In reviewing the relative lighting intensity, the guidance provided in the ICAO Aerodrome Design Manual (Doc 9157) for the prevailing conditions was compared with that of the settings that had been in use for the investigated take-of which were normal practice for those conditions. The Table below shows that whilst the intensities were not as recommended and the runway lights were both much brighter than recommended, the edge lights were, as recommended, brighter than the centreline lights.

A Comparison of Actual and ICAO-recommended Lighting intensity in candela (reproduced from the Official Report)

The Investigation noted that "adherence to the ICAO standards provides pilots anywhere in the world with consistent cues for ground manoeuvring, so any variance from the standards can contribute to a pilot making an error". It concluded that the variances in lighting seen at Auckland Airport are a safety issue which needs to be addressed.

Some "errors and differences" in the CAA Advisory Circular which provides guidance on aerodrome design and operational requirements in New Zealand relative to the corresponding ICAO SARPs were also identified during the Investigation and although it was concluded that they had no bearing on the investigated event, it was considered that since no differences were filed with ICAO, rectification was required.

The fact that a number of similar events involving misaligned take-offs at night had been the subject of Serious Incident Investigations was noted, as was the existence of an ATSB Study 'Factors influencing misaligned take-off occurrences at night' published in 2010. Some previous events were directly referred to including a 2012 Airbus A330 event at Abu Dhabi, a 2011 Bombardier CRJ event at Dubai, a 2006 Airbus A319 event at Las Vegas and a 2002 ATR72 event at Dresden.

In respect of Cause and Contributory Factors, the formally stated Finding of the Investigation was that "while the pilots were conducting last-minute checks and tasks before the take-off, the Captain lost awareness of precisely where his aeroplane was in relation to the runway centreline".

Three Contributory Factors relating to the commencement of the take-off whilst misaligned were also given:

  • the potential illusion created by the illuminated manoeuvre area guidance signs parallel to and along the length of the runway, which, in the absence of a thorough check of aeroplane position, could be mistaken for the runway edge lights
  • no other means were used to confirm positively the aircraft position such as the First Officer's cross-check or reference to the use of on-board navigation systems
  • the rolling take-off reduced the time available for either pilot to realise the error.

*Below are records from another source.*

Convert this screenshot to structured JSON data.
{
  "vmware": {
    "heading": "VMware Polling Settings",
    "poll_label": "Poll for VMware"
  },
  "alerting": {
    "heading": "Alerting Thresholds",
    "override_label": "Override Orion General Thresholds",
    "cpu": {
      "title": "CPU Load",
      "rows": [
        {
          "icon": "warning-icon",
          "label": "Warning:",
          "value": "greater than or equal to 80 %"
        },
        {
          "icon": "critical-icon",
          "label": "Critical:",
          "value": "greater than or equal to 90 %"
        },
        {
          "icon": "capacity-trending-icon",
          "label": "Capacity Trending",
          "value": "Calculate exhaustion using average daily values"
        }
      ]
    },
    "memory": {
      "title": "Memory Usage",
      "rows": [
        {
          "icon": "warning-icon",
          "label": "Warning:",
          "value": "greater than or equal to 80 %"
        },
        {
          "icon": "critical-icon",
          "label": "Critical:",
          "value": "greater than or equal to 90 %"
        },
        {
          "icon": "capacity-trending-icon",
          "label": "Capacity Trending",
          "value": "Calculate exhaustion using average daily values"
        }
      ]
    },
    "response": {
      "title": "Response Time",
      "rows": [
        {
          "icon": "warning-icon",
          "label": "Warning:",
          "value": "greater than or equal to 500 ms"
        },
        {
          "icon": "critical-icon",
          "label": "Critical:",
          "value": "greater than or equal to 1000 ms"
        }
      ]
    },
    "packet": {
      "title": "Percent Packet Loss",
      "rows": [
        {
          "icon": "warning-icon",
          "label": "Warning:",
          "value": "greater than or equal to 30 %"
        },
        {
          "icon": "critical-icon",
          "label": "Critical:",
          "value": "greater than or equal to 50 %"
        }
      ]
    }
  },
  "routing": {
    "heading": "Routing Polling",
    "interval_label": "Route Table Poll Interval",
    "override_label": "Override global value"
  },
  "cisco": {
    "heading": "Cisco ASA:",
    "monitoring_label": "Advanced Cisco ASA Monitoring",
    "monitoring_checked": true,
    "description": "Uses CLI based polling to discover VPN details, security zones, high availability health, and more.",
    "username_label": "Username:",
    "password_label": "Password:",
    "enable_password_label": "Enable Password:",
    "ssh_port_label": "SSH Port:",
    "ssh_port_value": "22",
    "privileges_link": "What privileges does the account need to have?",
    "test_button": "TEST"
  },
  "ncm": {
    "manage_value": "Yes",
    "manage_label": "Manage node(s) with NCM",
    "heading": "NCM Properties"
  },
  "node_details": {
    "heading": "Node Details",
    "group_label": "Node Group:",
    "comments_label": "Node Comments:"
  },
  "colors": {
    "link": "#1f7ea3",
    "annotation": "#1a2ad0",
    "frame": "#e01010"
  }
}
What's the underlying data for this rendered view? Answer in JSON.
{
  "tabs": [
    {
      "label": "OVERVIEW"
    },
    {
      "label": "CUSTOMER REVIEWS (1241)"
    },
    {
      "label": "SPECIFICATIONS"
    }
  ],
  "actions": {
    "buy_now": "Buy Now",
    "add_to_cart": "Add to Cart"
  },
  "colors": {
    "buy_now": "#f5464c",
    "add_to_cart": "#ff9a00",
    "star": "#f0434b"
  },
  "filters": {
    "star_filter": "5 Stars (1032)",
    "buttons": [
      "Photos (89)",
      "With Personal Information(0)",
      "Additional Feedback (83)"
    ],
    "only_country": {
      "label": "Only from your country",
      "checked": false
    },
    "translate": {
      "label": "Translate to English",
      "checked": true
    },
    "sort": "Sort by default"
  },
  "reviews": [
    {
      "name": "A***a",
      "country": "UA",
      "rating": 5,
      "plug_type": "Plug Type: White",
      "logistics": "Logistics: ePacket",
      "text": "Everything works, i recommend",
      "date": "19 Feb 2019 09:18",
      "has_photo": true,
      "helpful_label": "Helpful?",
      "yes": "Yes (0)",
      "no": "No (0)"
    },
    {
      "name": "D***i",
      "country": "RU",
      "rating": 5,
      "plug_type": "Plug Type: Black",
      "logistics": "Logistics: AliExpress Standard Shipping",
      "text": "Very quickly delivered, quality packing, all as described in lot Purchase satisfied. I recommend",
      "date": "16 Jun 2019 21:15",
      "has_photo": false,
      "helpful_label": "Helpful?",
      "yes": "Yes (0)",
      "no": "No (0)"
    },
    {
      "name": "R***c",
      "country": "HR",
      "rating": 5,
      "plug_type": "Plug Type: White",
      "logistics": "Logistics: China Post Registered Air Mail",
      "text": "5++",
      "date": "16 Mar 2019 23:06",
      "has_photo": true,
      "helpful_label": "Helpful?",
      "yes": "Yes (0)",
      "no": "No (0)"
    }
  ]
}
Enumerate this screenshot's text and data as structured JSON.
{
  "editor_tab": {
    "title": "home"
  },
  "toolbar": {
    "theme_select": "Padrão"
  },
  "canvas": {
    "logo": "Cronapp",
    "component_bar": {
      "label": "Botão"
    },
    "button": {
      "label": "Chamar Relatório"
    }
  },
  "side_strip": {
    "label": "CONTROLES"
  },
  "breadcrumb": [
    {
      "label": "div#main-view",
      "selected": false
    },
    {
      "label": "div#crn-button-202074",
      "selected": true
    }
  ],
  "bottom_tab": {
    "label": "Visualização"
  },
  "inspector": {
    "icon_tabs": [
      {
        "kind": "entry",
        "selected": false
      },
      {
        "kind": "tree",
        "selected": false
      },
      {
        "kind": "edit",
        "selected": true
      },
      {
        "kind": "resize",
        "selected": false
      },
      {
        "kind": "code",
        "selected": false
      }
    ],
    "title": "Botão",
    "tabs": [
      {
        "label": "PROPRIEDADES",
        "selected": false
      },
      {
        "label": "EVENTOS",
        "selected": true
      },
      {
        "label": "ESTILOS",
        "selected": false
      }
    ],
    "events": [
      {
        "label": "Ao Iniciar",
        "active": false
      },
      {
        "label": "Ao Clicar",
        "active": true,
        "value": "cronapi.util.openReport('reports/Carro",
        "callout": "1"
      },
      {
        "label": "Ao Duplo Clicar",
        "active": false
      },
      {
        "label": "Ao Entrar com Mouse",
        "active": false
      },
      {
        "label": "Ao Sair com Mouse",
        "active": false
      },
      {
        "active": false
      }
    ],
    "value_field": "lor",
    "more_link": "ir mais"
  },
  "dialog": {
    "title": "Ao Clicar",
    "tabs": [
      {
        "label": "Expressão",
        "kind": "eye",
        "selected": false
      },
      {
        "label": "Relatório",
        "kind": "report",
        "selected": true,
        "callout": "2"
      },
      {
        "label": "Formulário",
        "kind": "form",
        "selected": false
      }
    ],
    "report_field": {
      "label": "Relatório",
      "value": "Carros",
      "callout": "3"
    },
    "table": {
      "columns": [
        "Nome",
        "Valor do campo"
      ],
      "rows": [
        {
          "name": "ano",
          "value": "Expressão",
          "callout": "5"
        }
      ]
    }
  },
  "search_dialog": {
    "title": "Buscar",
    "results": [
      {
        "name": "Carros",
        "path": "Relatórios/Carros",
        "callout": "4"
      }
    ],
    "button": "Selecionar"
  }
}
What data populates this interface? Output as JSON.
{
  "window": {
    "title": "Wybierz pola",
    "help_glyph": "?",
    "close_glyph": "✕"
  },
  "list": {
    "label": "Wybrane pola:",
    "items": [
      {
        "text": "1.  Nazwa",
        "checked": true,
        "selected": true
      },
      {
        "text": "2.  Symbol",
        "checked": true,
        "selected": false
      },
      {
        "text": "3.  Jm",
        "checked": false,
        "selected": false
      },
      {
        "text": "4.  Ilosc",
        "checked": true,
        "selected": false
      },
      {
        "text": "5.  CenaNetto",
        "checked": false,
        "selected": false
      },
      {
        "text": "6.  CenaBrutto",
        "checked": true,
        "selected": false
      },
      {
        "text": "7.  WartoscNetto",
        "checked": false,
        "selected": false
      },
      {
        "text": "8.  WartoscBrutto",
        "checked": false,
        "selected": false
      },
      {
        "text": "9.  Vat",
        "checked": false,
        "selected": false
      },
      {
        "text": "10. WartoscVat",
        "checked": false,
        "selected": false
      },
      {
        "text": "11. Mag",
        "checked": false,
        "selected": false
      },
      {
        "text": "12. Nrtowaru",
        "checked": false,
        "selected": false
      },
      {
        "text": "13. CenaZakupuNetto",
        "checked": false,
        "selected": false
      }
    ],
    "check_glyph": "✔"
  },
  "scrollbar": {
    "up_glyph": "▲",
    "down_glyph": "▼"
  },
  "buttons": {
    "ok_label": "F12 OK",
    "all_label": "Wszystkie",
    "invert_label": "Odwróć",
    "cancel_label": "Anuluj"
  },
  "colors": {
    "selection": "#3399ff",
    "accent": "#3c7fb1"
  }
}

It was concluded that whilst "the intensities of the taxiway centreline lights and the runway lights at the time of the incident did not meet those recommended by the International Civil Aviation Organisation", it was not possible to determine whether this safety issue contributed to this particular incident. Nevertheless it is an issue that should be addressed to enhance aviation safety. It was also accepted that, whilst the content of regulatory guidance material relating to aerodrome design requirements was presented in such a way that it "may have led to the inconsistent application", the "errors and differences" found "did not contribute to this incident". However, the Investigation was "concerned that such "errors and differences" could contribute to accidents in the future".

Safety Action taken as a consequence of the event and the investigation into it was noted to have included the following:

  • LAN Airlines revised the before-take-off checks in its FCOM to ensure that it was stated that the aircraft instrumentation could show runway alignment that was to be used routinely and not only during low-visibility conditions.
  • Whilst the Investigation was in progress, the CAA, which "had been in the process of reviewing Part 139 for several years" issued an amendment to it which included the addition of an appendix dedicated to visual aids. The CAA stated that it intends to "co-ordinate and update the electronic filing of differences from ICAO Annex 14, Volume 1" when further revision of Part 139 and its associated advisory circulars is completed in 2016.
  • A wide entrance to a runway has been recognised as a contributing factor in some runway take-off misalignments (although not this one). Nevertheless, ANSP Airways has, in conjunction with Auckland International Airport, realigned the taxiway edge marking at the intersection of taxiway A1 and runway 23L and added transverse stripes on the inside corner. The intention of these measures is to reduce the apparent width of the taxiway at the intersection.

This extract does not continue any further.